Not a bad trade-off when the legendary entertainer is your son and one of your biggest fans.
“When I decided to go into show business, I got to live his dream,” Copperfield said. “And he lived his dream through me.”
Mr. Kotkin, a retired clothier who settled in Rancho Bernardo more than 30 years ago, died Feb. 23 at UCLA Medical Center. He was 83.
The cause of death was complications from Alzheimer's disease, Copperfield said.
As president for many years of the David Copperfield International Fan Club, Mr. Kotkin headed fundraising for Project Magic, which his son formed in 1982.
Teaming occupational therapists with magicians in medical settings, Project Magic is designed to teach disabled patients ways to develop manual dexterity and coordination by learning sleight of hand.
The program, supported by funds raised by the fan club, has grown to include more than 1,000 hospitals in 30 countries.
In addition to his role with Project Magic, Mr.
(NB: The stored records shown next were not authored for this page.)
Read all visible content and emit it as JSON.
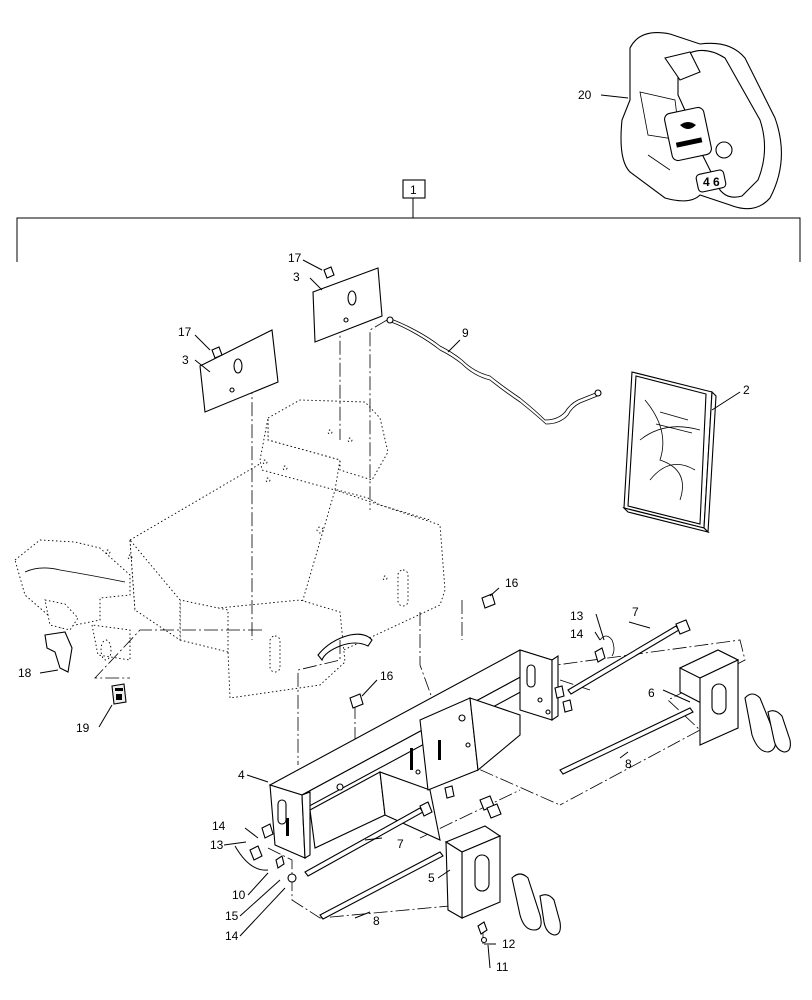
{
  "callouts": {
    "c1": "1",
    "c2": "2",
    "c3a": "3",
    "c3b": "3",
    "c4": "4",
    "c5": "5",
    "c6": "6",
    "c7a": "7",
    "c7b": "7",
    "c8a": "8",
    "c8b": "8",
    "c9": "9",
    "c10": "10",
    "c11": "11",
    "c12": "12",
    "c13a": "13",
    "c13b": "13",
    "c14a": "14",
    "c14b": "14",
    "c14c": "14",
    "c15": "15",
    "c16a": "16",
    "c16b": "16",
    "c17a": "17",
    "c17b": "17",
    "c18": "18",
    "c19": "19",
    "c20": "20"
  }
}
Kotkin accompanied his son to performances worldwide, often before royalty and heads of state. “He and my mom got to meet five presidents, the king of Spain, Fergie and Princess Di,” Copperfield said. “He always greeted them with a hug.”
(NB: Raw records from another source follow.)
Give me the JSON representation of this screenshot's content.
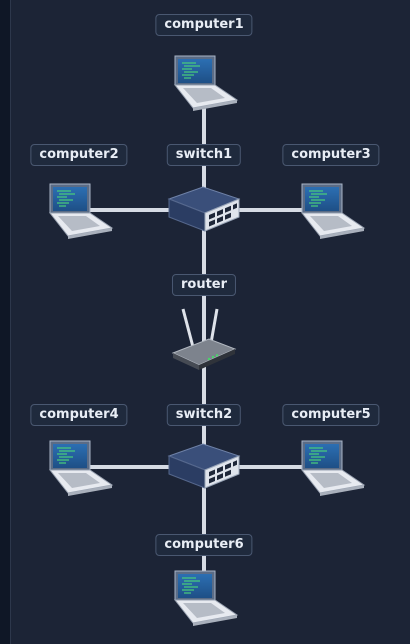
{
  "topology": {
    "nodes": [
      {
        "id": "computer1",
        "label": "computer1",
        "type": "laptop"
      },
      {
        "id": "switch1",
        "label": "switch1",
        "type": "switch"
      },
      {
        "id": "computer2",
        "label": "computer2",
        "type": "laptop"
      },
      {
        "id": "computer3",
        "label": "computer3",
        "type": "laptop"
      },
      {
        "id": "router",
        "label": "router",
        "type": "router"
      },
      {
        "id": "switch2",
        "label": "switch2",
        "type": "switch"
      },
      {
        "id": "computer4",
        "label": "computer4",
        "type": "laptop"
      },
      {
        "id": "computer5",
        "label": "computer5",
        "type": "laptop"
      },
      {
        "id": "computer6",
        "label": "computer6",
        "type": "laptop"
      }
    ],
    "links": [
      [
        "computer1",
        "switch1"
      ],
      [
        "computer2",
        "switch1"
      ],
      [
        "computer3",
        "switch1"
      ],
      [
        "switch1",
        "router"
      ],
      [
        "router",
        "switch2"
      ],
      [
        "computer4",
        "switch2"
      ],
      [
        "computer5",
        "switch2"
      ],
      [
        "switch2",
        "computer6"
      ]
    ]
  },
  "colors": {
    "background": "#1c2436",
    "link": "#d6dbe4",
    "label_bg": "#1f2a3d",
    "label_border": "#4a5871",
    "switch_body": "#2b3d63",
    "router_body": "#5a5f68",
    "laptop_screen": "#1e4f86"
  },
  "icons": {
    "laptop": "laptop-icon",
    "switch": "network-switch-icon",
    "router": "wireless-router-icon"
  }
}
Relishing his celebrity-by-fatherhood identity, Mr. Kotkin enjoyed signing autographs “David Copperfield's Dad.”
Mr. Kotkin's passion for drama and the theater had a lasting impact on his son, who was born David Seth Kotkin in September 1956 and later adopted the stage name Copperfield.
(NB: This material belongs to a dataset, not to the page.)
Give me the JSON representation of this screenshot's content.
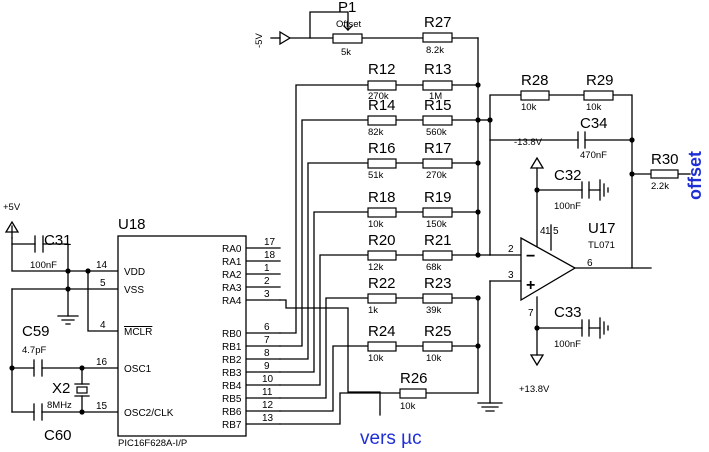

Copperfield learned his first magic trick at 7 from a grandfather and began performing professionally at 12 as “Davino, the Boy Magician.” His father was always there to provide encouragement and nurture his talent, Copperfield said.
Taking a cue from his father, Copperfield approached magic as a director or actor might, guided by a theatrical imagination. “My idols were film directors and actors,” he said.
Mr. Kotkin, who had acted as a youth and performed in community theater, took vicarious pleasure in his son's rise to stardom.
As a young father, he had turned down a scholarship to the American Academy of Dramatic Arts in Los Angeles. “He decided to give it up to feed his wife and family,” Copperfield said. “He wanted to be a Clark Gable. He even picked a name, Hyland Kott, but it never saw the light of day.”
Mr. Kotkin was born June 9, 1922, in New York. After graduating from high school, he joined the Army Air Forces during World War II and served as an aerial engineer.
As the son of a tailor, the clothing business seemed a natural fit – if, that is, an acting career wasn't to be.
He operated Korby's clothing store in Metuchen, N.J., and later in Warren, N.J. He sold the business and moved to San Diego just as his son's career was beginning to emerge.
Known for his deep, year-round tan, Mr. Kotkin enjoyed soaking up the San Diego sun between travels with his son.
Two years ago in Las Vegas, Mr. Kotkin met actor Tony Curtis and told him how much he, too, had wanted to be a matinee idol.
“Curtis grabbed my dad's face, looked at his profile and said, 'You know, if you had been around in my day, I would have been finished,' ” Copperfield recalled.
Survivors include his wife of 59 years, Rebecca; his son, David of Las Vegas; and a brother, Morton Kotkin of San Diego.
Services were held last Sunday in San Diego.